The term ‘durability’ is defined on Google as, “the ability to withstand wear, pressure or damage.”
What the definition should really say is actually quite simple— Jailyn Ford.
After tossing 150.0 innings, recording 18 wins and boasting a staggering career low 1.03 ERA in her senior season at James Madison University, Ford has stepped right in as the ace of the Akron Racers in her first professional season.
“Coming into a really good team and a supportive team has helped me to stay mentally tough,” Ford said. “I don’t think about the innings or how many I’ve pitched in college or now. I just go out there, stay mentally tough and take it game by game.”
Her last game for the Dukes of JMU came on May 28 when Ford’s team came up short against Racers teammate, Sandra Simmons’ LSU squad in the NCAA Super Regionals.
On June 8, Ford made her first NPF start in the Racers home opener, in which she earned her first career win throwing 5.0 innings and allowing just two hits. She looks back on her first NPF start as the most memorable moment of the 2016 campaign to this point.
“I was very honored and very thankful to be given the ball on that night and I’m happy we could get the win,” Ford said.
Yes, that is correct— a mere 11 days separated the end of her collegiate career and her professional debut.

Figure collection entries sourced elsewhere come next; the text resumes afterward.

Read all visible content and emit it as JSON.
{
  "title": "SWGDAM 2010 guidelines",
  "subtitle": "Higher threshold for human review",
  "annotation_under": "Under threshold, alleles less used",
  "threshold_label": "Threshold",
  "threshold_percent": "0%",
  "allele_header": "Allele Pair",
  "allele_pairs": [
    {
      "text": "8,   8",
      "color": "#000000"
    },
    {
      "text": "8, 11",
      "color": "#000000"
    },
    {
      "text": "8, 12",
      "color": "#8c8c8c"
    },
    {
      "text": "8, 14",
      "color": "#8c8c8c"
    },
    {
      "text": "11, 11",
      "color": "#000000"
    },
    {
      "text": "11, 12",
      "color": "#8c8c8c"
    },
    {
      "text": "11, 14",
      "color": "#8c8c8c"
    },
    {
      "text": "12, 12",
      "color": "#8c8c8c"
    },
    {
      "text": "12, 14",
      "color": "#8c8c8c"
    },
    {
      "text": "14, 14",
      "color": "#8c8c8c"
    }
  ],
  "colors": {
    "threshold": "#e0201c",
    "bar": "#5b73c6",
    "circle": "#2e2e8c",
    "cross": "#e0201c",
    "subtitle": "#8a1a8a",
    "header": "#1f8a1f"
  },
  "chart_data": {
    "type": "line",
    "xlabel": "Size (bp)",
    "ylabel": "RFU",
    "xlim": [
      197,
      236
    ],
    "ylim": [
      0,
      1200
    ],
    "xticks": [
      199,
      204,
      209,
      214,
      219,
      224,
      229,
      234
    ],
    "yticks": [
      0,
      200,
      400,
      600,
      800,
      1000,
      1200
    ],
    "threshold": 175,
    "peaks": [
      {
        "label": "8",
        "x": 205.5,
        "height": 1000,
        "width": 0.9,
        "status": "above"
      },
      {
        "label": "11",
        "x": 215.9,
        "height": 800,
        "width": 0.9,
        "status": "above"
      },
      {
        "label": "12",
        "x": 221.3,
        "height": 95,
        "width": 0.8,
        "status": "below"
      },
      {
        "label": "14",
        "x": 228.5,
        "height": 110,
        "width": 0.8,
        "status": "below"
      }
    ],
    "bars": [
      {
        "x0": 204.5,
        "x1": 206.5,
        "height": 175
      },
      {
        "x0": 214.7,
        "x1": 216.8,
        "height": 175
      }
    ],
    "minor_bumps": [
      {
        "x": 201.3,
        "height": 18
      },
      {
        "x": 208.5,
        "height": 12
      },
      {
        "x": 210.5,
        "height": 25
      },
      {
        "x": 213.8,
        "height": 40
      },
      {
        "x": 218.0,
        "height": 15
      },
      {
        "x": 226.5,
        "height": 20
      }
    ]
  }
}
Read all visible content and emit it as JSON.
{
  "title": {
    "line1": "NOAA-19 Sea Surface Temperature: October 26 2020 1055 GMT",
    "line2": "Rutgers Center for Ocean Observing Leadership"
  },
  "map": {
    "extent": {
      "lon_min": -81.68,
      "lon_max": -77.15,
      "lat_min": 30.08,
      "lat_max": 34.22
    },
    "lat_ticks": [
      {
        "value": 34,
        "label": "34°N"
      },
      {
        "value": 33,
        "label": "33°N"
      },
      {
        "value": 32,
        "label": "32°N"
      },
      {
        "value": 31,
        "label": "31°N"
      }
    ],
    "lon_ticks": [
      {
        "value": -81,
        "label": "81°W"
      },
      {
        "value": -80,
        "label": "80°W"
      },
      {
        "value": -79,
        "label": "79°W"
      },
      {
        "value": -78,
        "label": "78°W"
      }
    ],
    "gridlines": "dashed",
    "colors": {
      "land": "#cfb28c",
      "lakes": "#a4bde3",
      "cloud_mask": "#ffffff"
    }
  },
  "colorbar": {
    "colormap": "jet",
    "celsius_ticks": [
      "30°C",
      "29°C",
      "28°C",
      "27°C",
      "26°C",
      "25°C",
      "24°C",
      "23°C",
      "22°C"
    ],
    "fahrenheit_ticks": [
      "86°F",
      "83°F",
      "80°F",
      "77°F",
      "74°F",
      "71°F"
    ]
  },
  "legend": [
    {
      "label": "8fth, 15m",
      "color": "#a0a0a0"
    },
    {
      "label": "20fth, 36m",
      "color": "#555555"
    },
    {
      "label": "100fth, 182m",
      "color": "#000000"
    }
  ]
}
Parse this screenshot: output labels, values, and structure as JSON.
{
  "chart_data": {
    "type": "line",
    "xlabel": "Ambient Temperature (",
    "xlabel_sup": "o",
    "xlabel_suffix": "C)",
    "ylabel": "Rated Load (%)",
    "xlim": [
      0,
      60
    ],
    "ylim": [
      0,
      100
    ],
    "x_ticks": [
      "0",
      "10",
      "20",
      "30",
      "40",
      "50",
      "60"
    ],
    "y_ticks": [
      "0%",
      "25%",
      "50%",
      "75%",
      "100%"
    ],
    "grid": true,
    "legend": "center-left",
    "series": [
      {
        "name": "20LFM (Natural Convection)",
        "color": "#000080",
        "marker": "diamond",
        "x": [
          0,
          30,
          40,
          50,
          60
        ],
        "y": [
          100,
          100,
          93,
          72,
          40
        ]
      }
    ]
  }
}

The Racers showed their faith in the durability of the young pitcher as they drafted her in the first round of the 2016 NPF Draft with the third overall selection.
“I was excited. I was kinda shocked I went so early, but I couldn’t be more thankful to be a part of such a great organization and such a great group of girls,” Ford said.
As for her first NPF season, she tacked on a team-high 98.2 innings of work and led the Racers with nine wins and 75 strikeouts. Ford tossed six complete games and secured two saves for the Rubber City as well.
Those nine wins are tied for third in the NPF and most among the league’s rookie class. She also threw the most innings by a rookie pitcher with her 98.2 innings pitched, which totaled the third most in the league. And although she was arguably the NPF’s most dominant first-year pitcher, she realizes the importance of veterans and is grateful for a pair of proven veteran teammates in Rachele Fico and Sarah Pauly.
“Whenever I get frustrated at a pitch or an inning or a game, they are always coming up to me and telling me what I can do better or what I’m doing good,” Ford said. “So, just to be able to rely on them and [have them] teach me a lot about the game and a lot about how the NPF works, I think has helped my transition too from college into this league.”
A smooth transition she has made. Ford was twice the recipient of NPF Pitcher of the Week honors, which helped to solidify her spot as one of the league’s elite pitchers and a candidate for a spot on the All-NPF team.
“I think it would be cool,” Ford reacted to the possibility of getting selected to the All-NPF team. “A lot of hustle and hard work has gone into these past couple months. Ultimately though our goal isn’t about the awards, it’s about the championship. That’s what our eyes are set on.”